Interleukin-13 may increase podocyte permeability via modulation of zonula occludens-1

Abstract

Purpose: The aim of this study was to investigate whether pathologic changes in zonula occludens-1 (ZO-1) are induced by interleukin-13 (IL-13) in the experimental minimal-change nephrotic syndrome (MCNS) model and to determine whether montelukast, a leukotriene receptor antagonist, has an effect on ZO-1 production in cultured human podocytes.Materials and methods: Human podocytes cultured on bovine serum albumin-coated plates were treated with different doses of IL-13 and montelukast and examined for permeability using monolayer semi-permeable membranes, for distribution using confocal microscopy, and for ZO-1 protein levels using Western blotting.

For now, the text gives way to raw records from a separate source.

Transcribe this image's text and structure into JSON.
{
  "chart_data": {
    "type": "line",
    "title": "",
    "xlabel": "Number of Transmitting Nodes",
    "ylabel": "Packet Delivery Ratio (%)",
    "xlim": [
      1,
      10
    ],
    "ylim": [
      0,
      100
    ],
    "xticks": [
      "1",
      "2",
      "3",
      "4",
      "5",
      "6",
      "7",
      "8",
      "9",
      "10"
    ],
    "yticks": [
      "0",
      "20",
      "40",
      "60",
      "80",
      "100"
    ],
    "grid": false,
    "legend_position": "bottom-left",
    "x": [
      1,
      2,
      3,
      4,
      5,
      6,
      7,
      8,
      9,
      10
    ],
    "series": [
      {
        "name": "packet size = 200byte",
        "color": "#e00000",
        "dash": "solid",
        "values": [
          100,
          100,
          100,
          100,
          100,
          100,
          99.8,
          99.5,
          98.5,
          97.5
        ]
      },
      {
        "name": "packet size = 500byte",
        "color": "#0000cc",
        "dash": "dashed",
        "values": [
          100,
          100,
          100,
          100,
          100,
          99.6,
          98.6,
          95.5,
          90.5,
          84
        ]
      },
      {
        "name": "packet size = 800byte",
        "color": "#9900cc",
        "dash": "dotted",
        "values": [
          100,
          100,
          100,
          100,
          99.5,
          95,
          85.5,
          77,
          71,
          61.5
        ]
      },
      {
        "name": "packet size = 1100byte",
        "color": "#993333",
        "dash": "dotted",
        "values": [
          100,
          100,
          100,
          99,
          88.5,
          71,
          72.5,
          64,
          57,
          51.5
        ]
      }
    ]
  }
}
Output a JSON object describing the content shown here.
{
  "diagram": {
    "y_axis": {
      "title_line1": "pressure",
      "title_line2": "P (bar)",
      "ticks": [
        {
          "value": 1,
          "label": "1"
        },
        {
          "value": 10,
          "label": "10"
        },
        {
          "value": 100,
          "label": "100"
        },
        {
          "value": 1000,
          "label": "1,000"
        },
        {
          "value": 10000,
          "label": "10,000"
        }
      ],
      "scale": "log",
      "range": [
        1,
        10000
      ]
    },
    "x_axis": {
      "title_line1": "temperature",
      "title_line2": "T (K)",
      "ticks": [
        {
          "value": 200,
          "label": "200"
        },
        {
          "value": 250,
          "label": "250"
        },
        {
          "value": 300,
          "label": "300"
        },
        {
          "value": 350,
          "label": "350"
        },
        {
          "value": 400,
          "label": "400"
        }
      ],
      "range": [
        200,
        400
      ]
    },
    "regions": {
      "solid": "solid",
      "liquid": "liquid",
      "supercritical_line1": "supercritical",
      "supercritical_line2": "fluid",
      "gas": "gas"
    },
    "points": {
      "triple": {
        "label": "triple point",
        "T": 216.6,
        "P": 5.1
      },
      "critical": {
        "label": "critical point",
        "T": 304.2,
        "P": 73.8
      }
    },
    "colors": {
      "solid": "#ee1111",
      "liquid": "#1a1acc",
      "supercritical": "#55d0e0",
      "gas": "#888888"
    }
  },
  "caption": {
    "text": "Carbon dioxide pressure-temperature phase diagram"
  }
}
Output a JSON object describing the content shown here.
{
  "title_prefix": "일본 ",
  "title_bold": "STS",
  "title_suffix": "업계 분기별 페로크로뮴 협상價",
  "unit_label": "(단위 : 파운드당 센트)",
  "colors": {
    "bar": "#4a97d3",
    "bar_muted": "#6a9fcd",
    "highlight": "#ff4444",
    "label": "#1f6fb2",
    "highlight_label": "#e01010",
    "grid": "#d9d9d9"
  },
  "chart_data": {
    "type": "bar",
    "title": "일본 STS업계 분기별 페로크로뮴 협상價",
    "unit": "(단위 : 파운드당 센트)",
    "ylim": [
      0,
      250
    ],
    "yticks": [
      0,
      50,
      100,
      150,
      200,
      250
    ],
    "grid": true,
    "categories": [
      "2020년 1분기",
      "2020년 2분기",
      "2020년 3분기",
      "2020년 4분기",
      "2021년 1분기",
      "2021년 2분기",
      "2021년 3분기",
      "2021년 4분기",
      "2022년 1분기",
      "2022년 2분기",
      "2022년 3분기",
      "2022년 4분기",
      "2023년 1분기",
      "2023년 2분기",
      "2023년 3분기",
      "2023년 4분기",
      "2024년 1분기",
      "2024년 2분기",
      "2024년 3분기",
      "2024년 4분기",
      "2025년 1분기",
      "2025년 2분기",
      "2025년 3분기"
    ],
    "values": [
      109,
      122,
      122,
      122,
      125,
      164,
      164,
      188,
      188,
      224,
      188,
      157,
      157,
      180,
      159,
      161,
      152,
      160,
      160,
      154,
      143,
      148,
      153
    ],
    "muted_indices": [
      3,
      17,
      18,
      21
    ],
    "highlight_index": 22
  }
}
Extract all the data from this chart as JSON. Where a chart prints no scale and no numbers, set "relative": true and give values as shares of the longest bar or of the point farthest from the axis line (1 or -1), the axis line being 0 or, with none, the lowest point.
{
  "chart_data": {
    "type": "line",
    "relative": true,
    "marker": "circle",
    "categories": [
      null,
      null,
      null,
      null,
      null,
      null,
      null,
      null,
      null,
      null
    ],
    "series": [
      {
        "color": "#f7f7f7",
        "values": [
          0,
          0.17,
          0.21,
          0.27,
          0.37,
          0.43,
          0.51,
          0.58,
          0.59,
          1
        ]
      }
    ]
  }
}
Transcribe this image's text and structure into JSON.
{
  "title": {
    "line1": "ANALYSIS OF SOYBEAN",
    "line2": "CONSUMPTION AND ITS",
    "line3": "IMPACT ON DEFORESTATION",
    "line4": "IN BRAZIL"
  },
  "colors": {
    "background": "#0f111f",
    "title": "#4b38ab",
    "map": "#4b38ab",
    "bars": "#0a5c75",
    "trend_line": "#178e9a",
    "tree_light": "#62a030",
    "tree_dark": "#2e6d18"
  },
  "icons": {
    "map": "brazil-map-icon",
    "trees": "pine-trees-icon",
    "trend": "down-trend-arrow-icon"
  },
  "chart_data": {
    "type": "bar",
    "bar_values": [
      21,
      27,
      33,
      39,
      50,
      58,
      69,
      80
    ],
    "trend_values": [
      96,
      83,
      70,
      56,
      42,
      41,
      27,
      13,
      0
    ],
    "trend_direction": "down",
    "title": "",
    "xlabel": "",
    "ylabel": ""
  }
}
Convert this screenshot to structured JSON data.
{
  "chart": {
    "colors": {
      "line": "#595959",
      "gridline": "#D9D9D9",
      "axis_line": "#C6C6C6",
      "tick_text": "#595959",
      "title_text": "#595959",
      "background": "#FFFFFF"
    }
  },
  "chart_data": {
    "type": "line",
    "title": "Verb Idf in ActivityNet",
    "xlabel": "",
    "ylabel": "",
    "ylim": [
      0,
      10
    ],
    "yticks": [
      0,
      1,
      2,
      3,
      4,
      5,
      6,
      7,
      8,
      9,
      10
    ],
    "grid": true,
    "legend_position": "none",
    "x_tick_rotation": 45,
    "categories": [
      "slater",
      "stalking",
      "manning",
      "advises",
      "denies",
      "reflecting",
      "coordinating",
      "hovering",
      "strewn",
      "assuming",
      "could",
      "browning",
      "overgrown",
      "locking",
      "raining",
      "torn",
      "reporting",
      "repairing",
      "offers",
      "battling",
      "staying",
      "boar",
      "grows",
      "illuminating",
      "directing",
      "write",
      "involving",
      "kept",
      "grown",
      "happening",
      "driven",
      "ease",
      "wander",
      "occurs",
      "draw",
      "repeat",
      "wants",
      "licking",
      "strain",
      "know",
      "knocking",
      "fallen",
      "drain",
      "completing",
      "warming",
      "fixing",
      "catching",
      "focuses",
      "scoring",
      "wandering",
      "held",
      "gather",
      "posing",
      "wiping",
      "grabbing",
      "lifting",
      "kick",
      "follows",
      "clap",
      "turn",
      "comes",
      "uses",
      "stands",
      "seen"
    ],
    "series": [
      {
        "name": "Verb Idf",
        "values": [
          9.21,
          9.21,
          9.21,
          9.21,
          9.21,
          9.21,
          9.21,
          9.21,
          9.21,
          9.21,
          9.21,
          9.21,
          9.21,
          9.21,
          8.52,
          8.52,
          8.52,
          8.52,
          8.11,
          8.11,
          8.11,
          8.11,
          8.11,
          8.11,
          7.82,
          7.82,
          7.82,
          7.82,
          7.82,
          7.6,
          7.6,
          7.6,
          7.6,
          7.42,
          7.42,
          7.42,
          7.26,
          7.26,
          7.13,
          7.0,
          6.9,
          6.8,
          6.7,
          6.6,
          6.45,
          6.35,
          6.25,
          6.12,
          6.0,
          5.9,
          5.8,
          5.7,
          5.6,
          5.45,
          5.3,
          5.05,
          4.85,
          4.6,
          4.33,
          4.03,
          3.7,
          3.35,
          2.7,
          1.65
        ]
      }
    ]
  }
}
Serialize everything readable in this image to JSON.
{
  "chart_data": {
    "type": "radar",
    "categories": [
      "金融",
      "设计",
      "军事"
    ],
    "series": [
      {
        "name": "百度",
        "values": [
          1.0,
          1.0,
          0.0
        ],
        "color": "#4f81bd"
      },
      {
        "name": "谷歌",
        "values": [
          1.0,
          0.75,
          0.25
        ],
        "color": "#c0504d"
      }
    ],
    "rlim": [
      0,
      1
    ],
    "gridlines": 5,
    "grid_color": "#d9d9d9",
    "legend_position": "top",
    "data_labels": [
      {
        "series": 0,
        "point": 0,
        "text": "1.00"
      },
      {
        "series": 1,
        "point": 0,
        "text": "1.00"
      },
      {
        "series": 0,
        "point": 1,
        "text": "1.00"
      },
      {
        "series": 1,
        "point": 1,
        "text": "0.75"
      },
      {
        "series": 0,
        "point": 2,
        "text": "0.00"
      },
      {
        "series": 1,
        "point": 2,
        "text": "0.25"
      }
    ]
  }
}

Results: At higher doses, IL-13 gradually increased the permeability of monolayered podocytes. The redistribution and rearrangement of ZO-1 by IL-13 was observed in immunofluorescence studies. ZO-1 was internalized and shown to accumulate in the cytoplasm of human podocytes in an IL-13 dose-dependent manner. High doses (50 and 100 ng/mL) of IL-13 decreased the levels of ZO-1 protein at 12 and 24 hr (both P < 0.01; n=3), which were significantly reversed by a high dose (0.5 μM) montelukast treatment (P < 0.01, n=3).Conclusions: Our results suggest that IL-13 may increase podocyte permeability through the modulation of ZO-1, and such alterations in the content and localization of ZO-1 may be relevant to the pathogenesis of proteinuria in the IL-13-induced MCNS model. In addition, the leukotriene receptor antagonist montelukast may be a potential therapeutic option for the treatment of IL-13-induced MCNS.